KYC Part 1

The evolution of KYC – Part 1

From Ancient tax-dodging Chinese merchants, through Al Capone & to the invention of “offshoring” money. 

This is the first in a three-part article series that covers the history of KYC (Know Your Customer) legislation and the three primary drivers of the need for such legislation: money laundering, tax evasion, and the financing of terrorism.

As industry insiders know KYC stands for ‘Know Your Customer’ and it is meant to verify the identity of customers and assess their suitability to be a customer. While it may seem insignificant to customers, it is crucial for businesses. 

How did KYC come to be? 

It all started with the first recorded incident of money laundering which is said to have happened in China approximately 4000 years ago. Merchants would hide their wealth from rulers in order to avoid it being taken from them. In modern terms, this is also known as tax evasion. However, and perhaps somewhat surprisingly, the foundation of modern KYC laws was not laid until the 1950s. 

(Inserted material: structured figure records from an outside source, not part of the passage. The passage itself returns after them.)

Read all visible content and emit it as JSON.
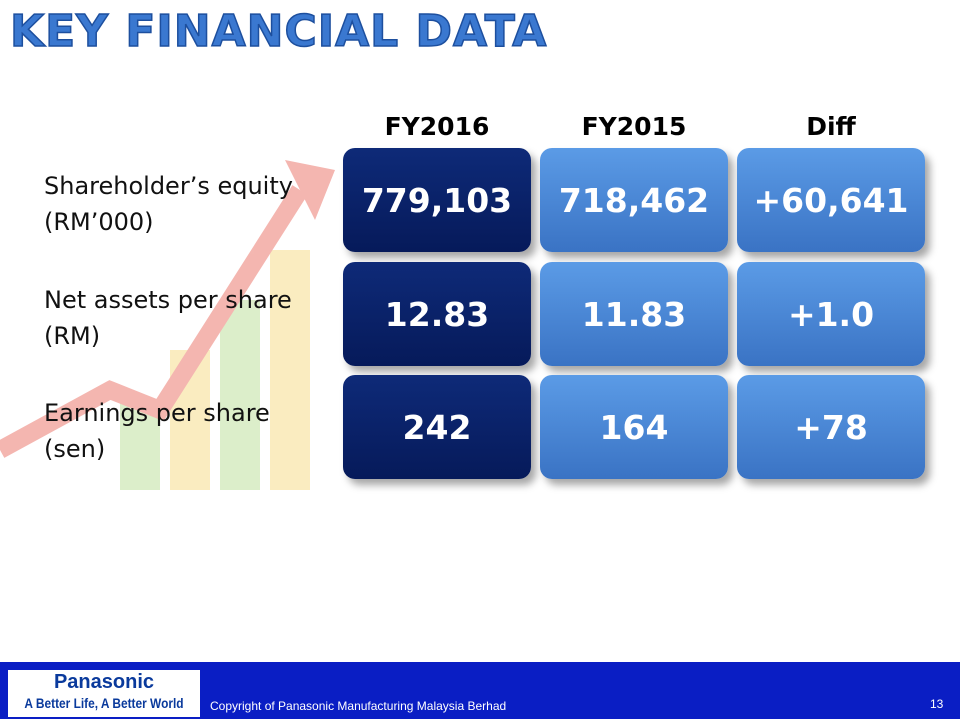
{
  "header": {
    "title": "KEY FINANCIAL DATA"
  },
  "table": {
    "columns": [
      "FY2016",
      "FY2015",
      "Diff"
    ],
    "rows": [
      {
        "label": [
          "Shareholder’s equity",
          "(RM’000)"
        ],
        "cells": [
          "779,103",
          "718,462",
          "+60,641"
        ]
      },
      {
        "label": [
          "Net assets per share",
          "(RM)"
        ],
        "cells": [
          "12.83",
          "11.83",
          "+1.0"
        ]
      },
      {
        "label": [
          "Earnings per share",
          "(sen)"
        ],
        "cells": [
          "242",
          "164",
          "+78"
        ]
      }
    ]
  },
  "footer": {
    "brand": "Panasonic",
    "slogan": "A Better Life, A Better World",
    "copyright": "Copyright of Panasonic Manufacturing Malaysia Berhad",
    "page": "13"
  }
}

The core principles of money laundering haven’t changed much over the centuries. But the mechanism of laundering money has changed drastically. 

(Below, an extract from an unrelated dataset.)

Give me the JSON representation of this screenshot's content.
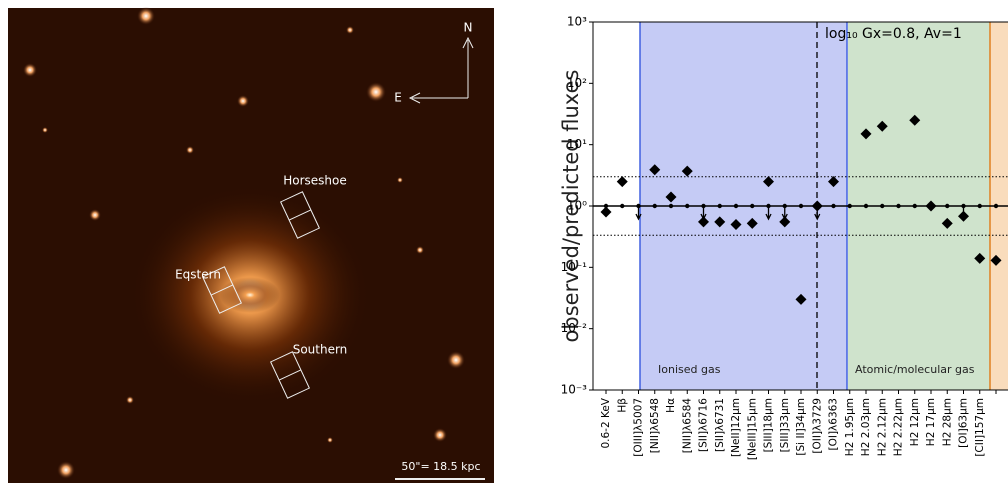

Let’s begin our little KYC history lesson almost 100 years in the past: 

1920s: Al Capone & the modern invention of money laundering

The term ‘money laundering’ is said to have originated from Italian mafias in the United States (US) during the 1920s where criminals such as Alphonse “Al” Capone, or Scarface, were purchasing laundromats to comb in their illegitimate business proceeds with legal profits. They were literally “laundering”. 

During his short-lived career as a mafia boss, Al Capone managed to launder an estimated $100,000,000 of illegally gained proceeds per year. When you think about it, it’s a large value of money for that era. 

All that changed when a small band of ace financial investigators known as the Internal Revenue Bureau’s Intelligence Unit (IU) was commissioned to combat tax evasion and bribery of Treasury officials. The IU investigations led to the arrest of Al Capone which was sentenced to  11 years in prison. 

Al Capone was not convicted for his money laundering or other notorious criminal activities but for tax evasion of a mear $1,000,000 in 1931 — only a small fraction of his laundering efforts. 

1930s: Enter Mayer Lanksy and his money laundering Casinos

Following Al Capone’s imprisonment in Alcatraz which ultimately brought an end to his Chicago-based operations, criminals were forced to become more “organized” in order to avoid Capone’s fate. Later gangsters such as Meyer Lansky quickly grasped the importance of creating businesses as a “front” to disguise illegal proceeds. 

As part of the mechanism to launder money, Lansky used casinos and developed a gambling empire that stretched across the world. Lansky and his connections also bribed their mob connections to protect themselves against law enforcement and other criminals.

1940s: The lights of Las Vegas and the secrecy of Swiss Banking

Las Vegas was infamous for being a tool of money laundering during this period, especially by the likes of Lansky and Benjamin “Bugsy” Seigel. To protect himself from meeting the same fate as Al Capone, Lansky transferred his money to a Swiss bank account where he was protected by the 1934 Swiss Banking Act which kept him anonymous. 

He quickly saw the benefits of offshore banking and eventually bought an offshore bank in Switzerland which was used to launder his money through a network of shell companies. Lansky perfected the art of money laundering and pioneered the use of shell companies.